From ending the use of great apes in animal testing, to banning battery caged hens and sow stalls that restrict movement, the EU has done a lot to improve the quality of life for many animals.
The EU banned the sale of cosmetic products which have been tested on animals, and implemented strict rules to ensure animals have regular rest, food and drink when being transported.
As a result, the EU has some of the highest animal welfare standards in the world.
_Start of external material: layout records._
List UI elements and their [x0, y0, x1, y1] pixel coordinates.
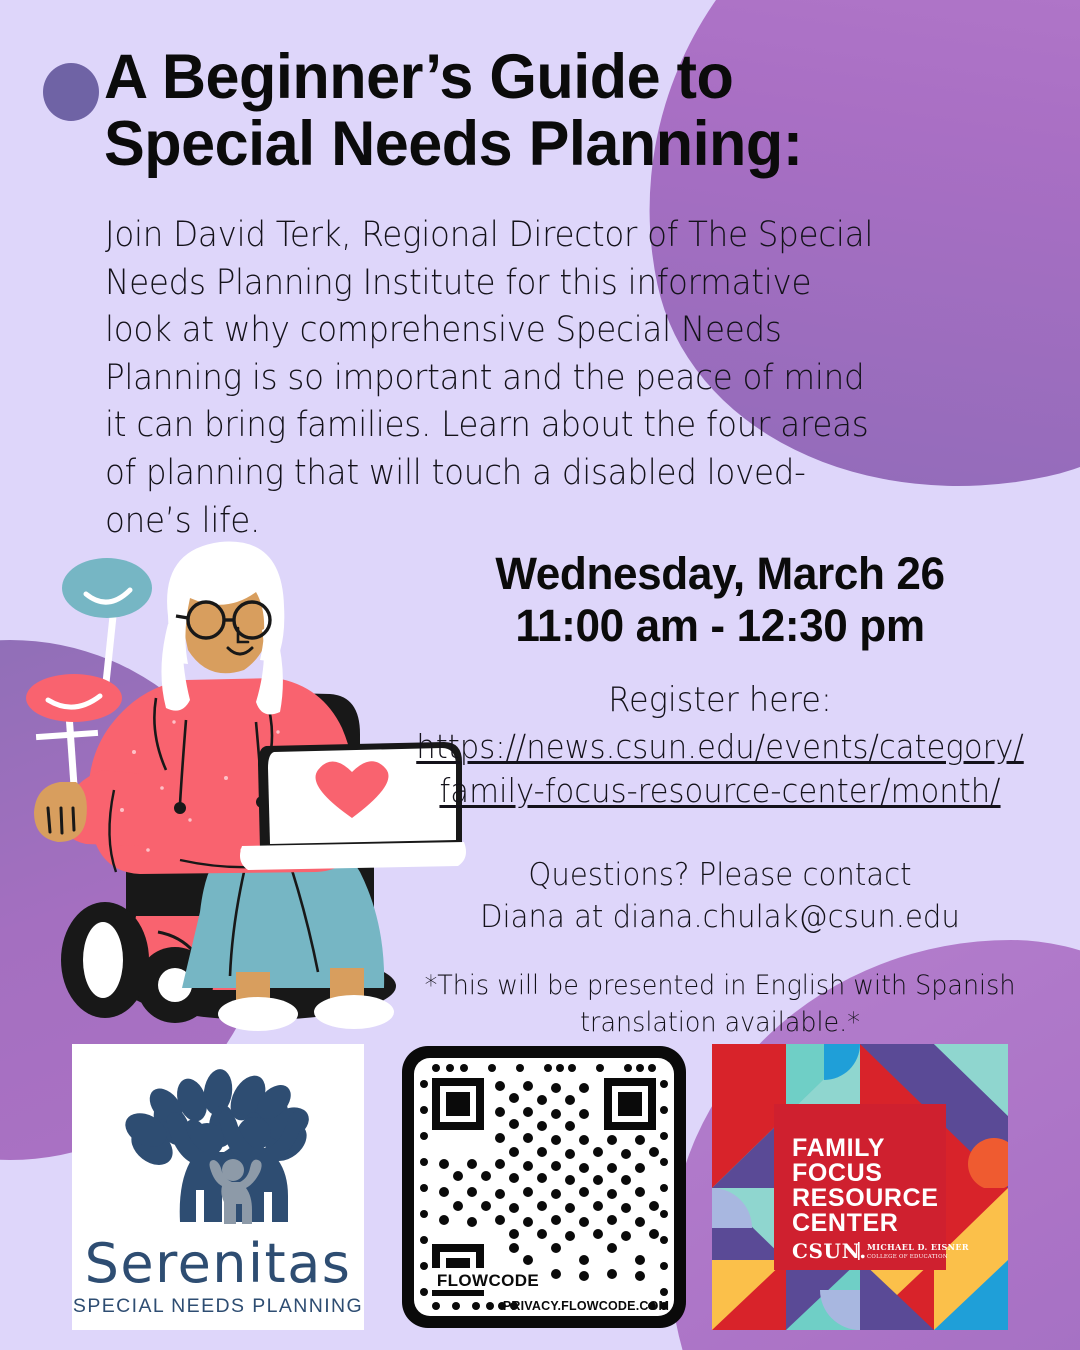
serenitas-name-text: Serenitas: [72, 1330, 73, 1331]
csun-wordmark: CSUN.: [792, 1239, 867, 1263]
flowcode-privacy-text: PRIVACY.FLOWCODE.COM: [503, 1299, 669, 1313]
qr-brand-label: FLOWCODE: [400, 1330, 401, 1331]
event-description: Join David Terk, Regional Director of Th…: [105, 212, 877, 545]
logo-strip: Serenitas SPECIAL NEEDS PLANNING Serenit…: [0, 1044, 1080, 1332]
csun-college-line-1: MICHAEL D. EISNER: [867, 1242, 969, 1252]
flowcode-brand-text: FLOWCODE: [437, 1271, 539, 1290]
qr-privacy-label: PRIVACY.FLOWCODE.COM: [400, 1330, 401, 1331]
serenitas-wordmark: Serenitas: [85, 1232, 352, 1295]
event-flyer: A Beginner’s Guide toSpecial Needs Plann…: [0, 0, 1080, 1350]
language-disclaimer: *This will be presented in English with …: [410, 968, 1030, 1041]
ffrc-line-2: FOCUS: [792, 1159, 883, 1187]
serenitas-tagline: SPECIAL NEEDS PLANNING: [73, 1295, 363, 1317]
ffrc-line-3: RESOURCE: [792, 1184, 939, 1212]
family-focus-resource-center-logo: FAMILY FOCUS RESOURCE CENTER CSUN. MICHA…: [712, 1044, 1008, 1330]
qr-code[interactable]: FLOWCODE PRIVACY.FLOWCODE.COM FLOWCODE P…: [400, 1044, 688, 1330]
registration-link[interactable]: https://news.csun.edu/events/category/fa…: [413, 725, 1027, 813]
page-title: A Beginner’s Guide toSpecial Needs Plann…: [40, 44, 1006, 179]
serenitas-tagline-text: SPECIAL NEEDS PLANNING: [72, 1330, 73, 1331]
ffrc-line-4: CENTER: [792, 1209, 898, 1237]
ffrc-line-1: FAMILY: [792, 1134, 885, 1162]
csun-college-line-2: COLLEGE OF EDUCATION: [867, 1254, 948, 1260]
contact-info: Questions? Please contactDiana at diana.…: [410, 854, 1030, 938]
event-datetime: Wednesday, March 2611:00 am - 12:30 pm: [397, 548, 1044, 652]
event-details-column: Wednesday, March 2611:00 am - 12:30 pm R…: [390, 548, 1050, 1041]
register-label: Register here:: [410, 678, 1030, 723]
serenitas-logo: Serenitas SPECIAL NEEDS PLANNING Serenit…: [72, 1044, 364, 1330]
title-block: A Beginner’s Guide toSpecial Needs Plann…: [40, 44, 1036, 179]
It is at the forefront of global efforts tackling wildlife crime, with Europol supporting the world’s largest international operation against wildlife crime.
Successes include, 12 tonnes of elephant ivory and 119 rhino horns being seized, over 200 arrests made, and in the UK alone 400 live tortoises seized.
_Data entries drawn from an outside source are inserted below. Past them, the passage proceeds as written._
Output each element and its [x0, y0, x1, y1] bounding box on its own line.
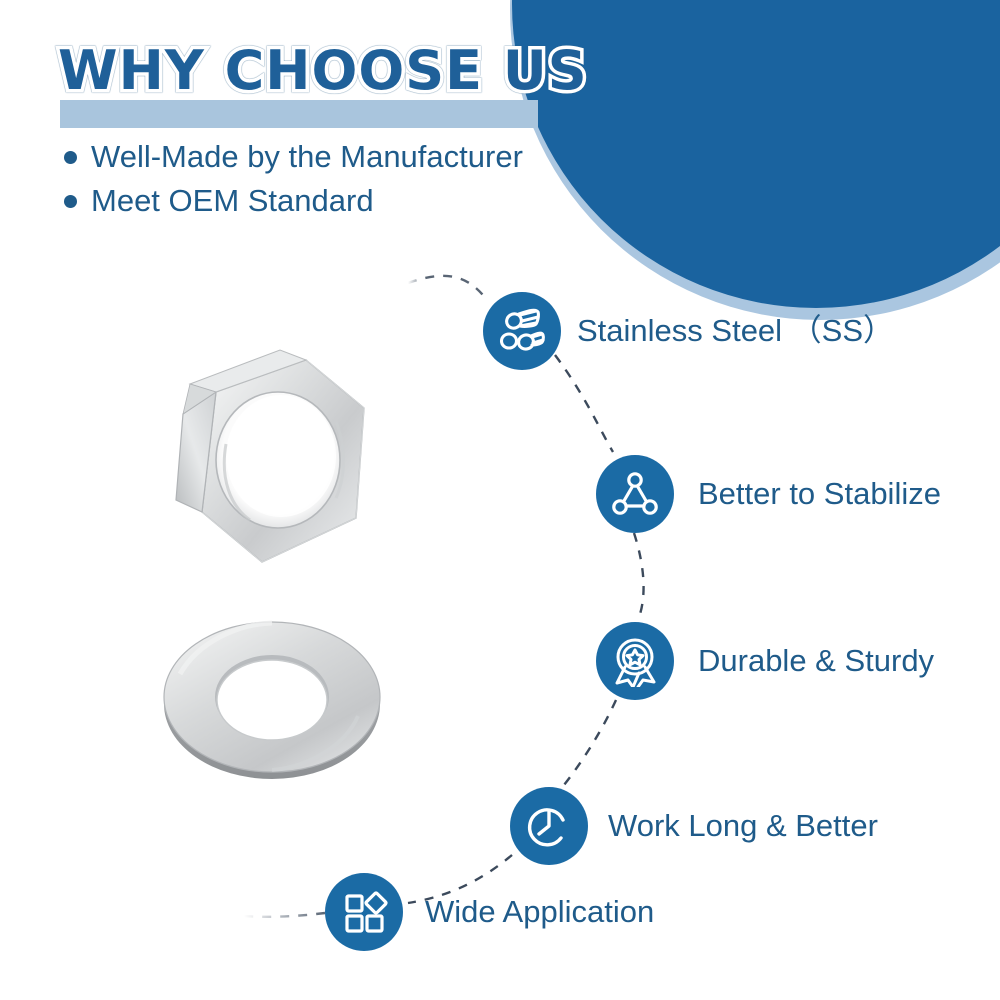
feature-row-stabilize[interactable]: Better to Stabilize — [596, 455, 941, 533]
feature-label: Work Long & Better — [608, 809, 878, 843]
list-item: Meet OEM Standard — [64, 184, 523, 218]
network-triangle-icon — [596, 455, 674, 533]
steel-bars-icon — [483, 292, 561, 370]
benefit-list: Well-Made by the Manufacturer Meet OEM S… — [64, 140, 523, 228]
bullet-dot-icon — [64, 195, 77, 208]
feature-row-work-long[interactable]: Work Long & Better — [510, 787, 878, 865]
title-underline-bar — [60, 100, 538, 128]
list-item: Well-Made by the Manufacturer — [64, 140, 523, 174]
title-block: WHY CHOOSE US — [58, 44, 588, 98]
infographic-canvas: WHY CHOOSE US Well-Made by the Manufactu… — [0, 0, 1000, 1000]
bullet-dot-icon — [64, 151, 77, 164]
feature-label: Stainless Steel （SS） — [577, 314, 894, 348]
grid-squares-icon — [325, 873, 403, 951]
clock-icon — [510, 787, 588, 865]
page-title: WHY CHOOSE US — [58, 44, 588, 98]
feature-label: Durable & Sturdy — [698, 644, 934, 678]
hex-nut-photo — [150, 348, 370, 570]
feature-row-durable[interactable]: Durable & Sturdy — [596, 622, 934, 700]
feature-row-stainless-steel[interactable]: Stainless Steel （SS） — [483, 292, 894, 370]
benefit-label: Meet OEM Standard — [91, 184, 374, 218]
award-ribbon-icon — [596, 622, 674, 700]
feature-row-wide-application[interactable]: Wide Application — [325, 873, 654, 951]
flat-washer-photo — [160, 612, 385, 782]
feature-label: Wide Application — [425, 895, 654, 929]
feature-label: Better to Stabilize — [698, 477, 941, 511]
benefit-label: Well-Made by the Manufacturer — [91, 140, 523, 174]
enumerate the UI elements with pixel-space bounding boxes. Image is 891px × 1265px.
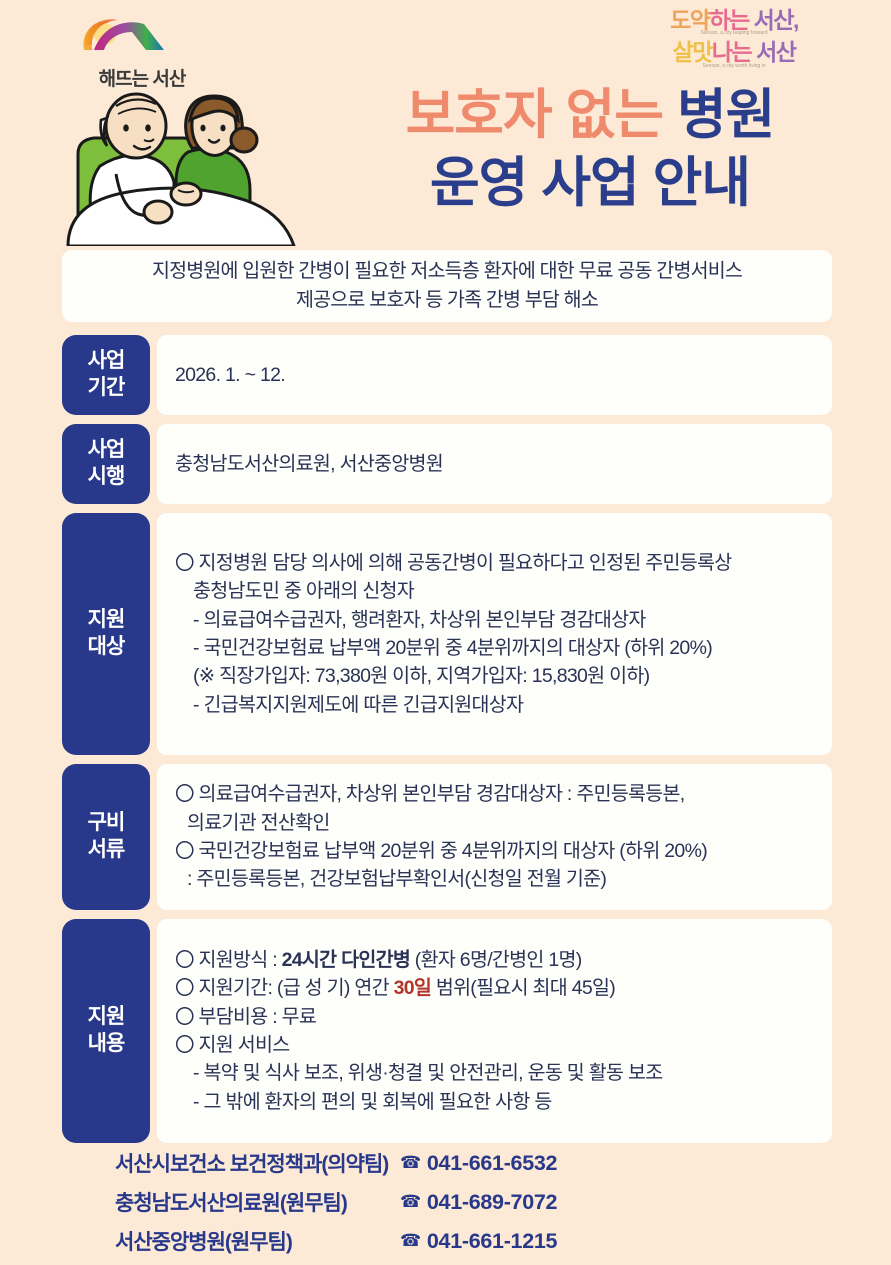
page-title: 보호자 없는 병원 운영 사업 안내: [330, 88, 850, 210]
content-business-operator: 충청남도서산의료원, 서산중앙병원: [157, 424, 832, 504]
slogan-line1-b: 하는: [709, 7, 753, 33]
slogan-line1-roman: Seosan, a city leaping forward: [639, 31, 829, 36]
contact-tel-number: 041-689-7072: [427, 1190, 557, 1215]
eligibility-line-3: - 의료급여수급권자, 행려환자, 차상위 본인부담 경감대상자: [175, 606, 818, 634]
slogan-line1-a: 도약: [670, 7, 709, 33]
documents-line-3: 〇 국민건강보험료 납부액 20분위 중 4분위까지의 대상자 (하위 20%): [175, 837, 818, 865]
row-eligibility: 지원 대상 〇 지정병원 담당 의사에 의해 공동간병이 필요하다고 인정된 주…: [62, 513, 832, 755]
contact-tel-number: 041-661-1215: [427, 1229, 557, 1254]
label-business-period: 사업 기간: [62, 335, 150, 415]
business-operator-value: 충청남도서산의료원, 서산중앙병원: [175, 450, 818, 478]
slogan-line-1: 도약하는 서산, Seosan, a city leaping forward: [639, 8, 829, 36]
label-support-details-line2: 내용: [88, 1031, 125, 1058]
contact-org: 충청남도서산의료원(원무팀): [0, 1187, 400, 1217]
contact-row: 서산중앙병원(원무팀) ☎ 041-661-1215: [0, 1226, 891, 1256]
eligibility-line-6: - 긴급복지지원제도에 따른 긴급지원대상자: [175, 691, 818, 719]
city-slogan: 도약하는 서산, Seosan, a city leaping forward …: [639, 8, 829, 69]
row-required-documents: 구비 서류 〇 의료급여수급권자, 차상위 본인부담 경감대상자 : 주민등록등…: [62, 764, 832, 910]
subtitle-line-2: 제공으로 보호자 등 가족 간병 부담 해소: [296, 286, 598, 315]
poster-header: 해뜨는 서산 도약하는 서산, Seosan, a city leaping f…: [0, 0, 891, 248]
seosan-sunrise-logo-icon: [72, 10, 212, 62]
poster-root: 해뜨는 서산 도약하는 서산, Seosan, a city leaping f…: [0, 0, 891, 1260]
label-business-period-line1: 사업: [88, 348, 125, 375]
contact-tel[interactable]: ☎ 041-661-6532: [400, 1151, 557, 1176]
slogan-line1-c: 서산,: [754, 7, 798, 33]
label-eligibility-line2: 대상: [88, 634, 125, 661]
slogan-line-2: 살맛나는 서산 Seosan, a city worth living in: [639, 40, 829, 68]
title-line-2: 운영 사업 안내: [330, 156, 850, 210]
support-line-1: 〇 지원방식 : 24시간 다인간병 (환자 6명/간병인 1명): [175, 946, 818, 974]
elderly-patient-and-caregiver-illustration: [60, 78, 310, 246]
business-period-value: 2026. 1. ~ 12.: [175, 361, 818, 389]
title-line-1: 보호자 없는 병원: [330, 88, 850, 142]
support-line1-c: (환자 6명/간병인 1명): [410, 949, 581, 971]
documents-line-4: : 주민등록등본, 건강보험납부확인서(신청일 전월 기준): [175, 865, 818, 893]
row-business-operator: 사업 시행 충청남도서산의료원, 서산중앙병원: [62, 424, 832, 504]
support-line2-highlight: 30일: [394, 977, 432, 999]
contact-tel[interactable]: ☎ 041-661-1215: [400, 1229, 557, 1254]
contact-row: 충청남도서산의료원(원무팀) ☎ 041-689-7072: [0, 1187, 891, 1217]
contact-tel[interactable]: ☎ 041-689-7072: [400, 1190, 557, 1215]
label-required-documents-line2: 서류: [88, 837, 125, 864]
label-eligibility-line1: 지원: [88, 607, 125, 634]
label-eligibility: 지원 대상: [62, 513, 150, 755]
eligibility-line-2: 충청남도민 중 아래의 신청자: [175, 577, 818, 605]
label-support-details: 지원 내용: [62, 919, 150, 1143]
slogan-line2-a: 살맛: [673, 39, 712, 65]
support-line2-c: 범위(필요시 최대 45일): [431, 977, 615, 999]
subtitle-line-1: 지정병원에 입원한 간병이 필요한 저소득층 환자에 대한 무료 공동 간병서비…: [152, 257, 742, 286]
row-business-period: 사업 기간 2026. 1. ~ 12.: [62, 335, 832, 415]
support-line1-a: 〇 지원방식 :: [175, 949, 282, 971]
support-line1-highlight: 24시간 다인간병: [282, 949, 410, 971]
support-line-6: - 그 밖에 환자의 편의 및 회복에 필요한 사항 등: [175, 1088, 818, 1116]
footer-contacts: 서산시보건소 보건정책과(의약팀) ☎ 041-661-6532 충청남도서산의…: [0, 1148, 891, 1265]
support-line2-a: 〇 지원기간: (급 성 기) 연간: [175, 977, 394, 999]
label-business-operator-line1: 사업: [88, 437, 125, 464]
title-line1-rest: 병원: [663, 85, 774, 145]
content-eligibility: 〇 지정병원 담당 의사에 의해 공동간병이 필요하다고 인정된 주민등록상 충…: [157, 513, 832, 755]
support-line-3: 〇 부담비용 : 무료: [175, 1003, 818, 1031]
contact-row: 서산시보건소 보건정책과(의약팀) ☎ 041-661-6532: [0, 1148, 891, 1178]
phone-icon: ☎: [400, 1231, 421, 1251]
eligibility-line-4: - 국민건강보험료 납부액 20분위 중 4분위까지의 대상자 (하위 20%): [175, 634, 818, 662]
row-support-details: 지원 내용 〇 지원방식 : 24시간 다인간병 (환자 6명/간병인 1명) …: [62, 919, 832, 1143]
label-business-operator: 사업 시행: [62, 424, 150, 504]
eligibility-line-1: 〇 지정병원 담당 의사에 의해 공동간병이 필요하다고 인정된 주민등록상: [175, 549, 818, 577]
contact-tel-number: 041-661-6532: [427, 1151, 557, 1176]
eligibility-line-5: (※ 직장가입자: 73,380원 이하, 지역가입자: 15,830원 이하): [175, 662, 818, 690]
phone-icon: ☎: [400, 1192, 421, 1212]
support-line-2: 〇 지원기간: (급 성 기) 연간 30일 범위(필요시 최대 45일): [175, 974, 818, 1002]
title-line1-highlight: 보호자 없는: [406, 85, 663, 145]
slogan-line2-roman: Seosan, a city worth living in: [639, 64, 829, 69]
documents-line-2: 의료기관 전산확인: [175, 809, 818, 837]
label-required-documents-line1: 구비: [88, 810, 125, 837]
phone-icon: ☎: [400, 1153, 421, 1173]
documents-line-1: 〇 의료급여수급권자, 차상위 본인부담 경감대상자 : 주민등록등본,: [175, 780, 818, 808]
contact-org: 서산시보건소 보건정책과(의약팀): [0, 1148, 400, 1178]
slogan-line2-c: 서산: [756, 39, 795, 65]
slogan-line2-b: 나는: [712, 39, 756, 65]
contact-org: 서산중앙병원(원무팀): [0, 1226, 400, 1256]
label-business-period-line2: 기간: [88, 375, 125, 402]
label-required-documents: 구비 서류: [62, 764, 150, 910]
support-line-4: 〇 지원 서비스: [175, 1031, 818, 1059]
content-support-details: 〇 지원방식 : 24시간 다인간병 (환자 6명/간병인 1명) 〇 지원기간…: [157, 919, 832, 1143]
support-line-5: - 복약 및 식사 보조, 위생·청결 및 안전관리, 운동 및 활동 보조: [175, 1059, 818, 1087]
label-support-details-line1: 지원: [88, 1004, 125, 1031]
content-business-period: 2026. 1. ~ 12.: [157, 335, 832, 415]
content-required-documents: 〇 의료급여수급권자, 차상위 본인부담 경감대상자 : 주민등록등본, 의료기…: [157, 764, 832, 910]
subtitle-card: 지정병원에 입원한 간병이 필요한 저소득층 환자에 대한 무료 공동 간병서비…: [62, 250, 832, 322]
label-business-operator-line2: 시행: [88, 464, 125, 491]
As with many of the achievements of the EU however, such successes go unacknowledged.
But should the UK vote to leave the EU, these achievements in improving animal welfare could be reversed.
When it comes to animal welfare, the UK has led the way, driving up standards across Europe.
In addition to taking a tough stance on animal testing and improving living standards for animals in Europe, the EU continues to support schemes such as anti-poaching patrols and training law enforcement officials, which help prevent illegal killings of elephants globally.
Undeniably, this is something to be proud of.
But further improvements are still needed. In 2014 only 11 countries gave criminal sentences to those convicted of wildlife crimes.
Leaving the EU however, would prevent the UK for continuing to take leadership on animal welfare in Brussels. The UK would no longer sit at the table which allows them to drive change with protects hens in Europe to elephants in Africa.
In addition, a leave vote would harm the ability of the UK police to stay a step ahead of gangs who participate in the 4th largest illegal trade in the world, wildlife trafficking.
To build on the progress already achieved, and to deal with those profiting from abhorrent crimes it is important the UK work with the EU, as part of the EU, with the weight of the world’s largest economy behind them.
Brexit would throw the UK’s progress away, diminishing the UK’s ability to ensure animal standards worldwide.
By being a member of the EU we have been able to improve the welfare of animals not only in the UK but worldwide. A vote to remain would ensure we can continue to drive up standards across Europe and tackle wildlife trafficking worldwide.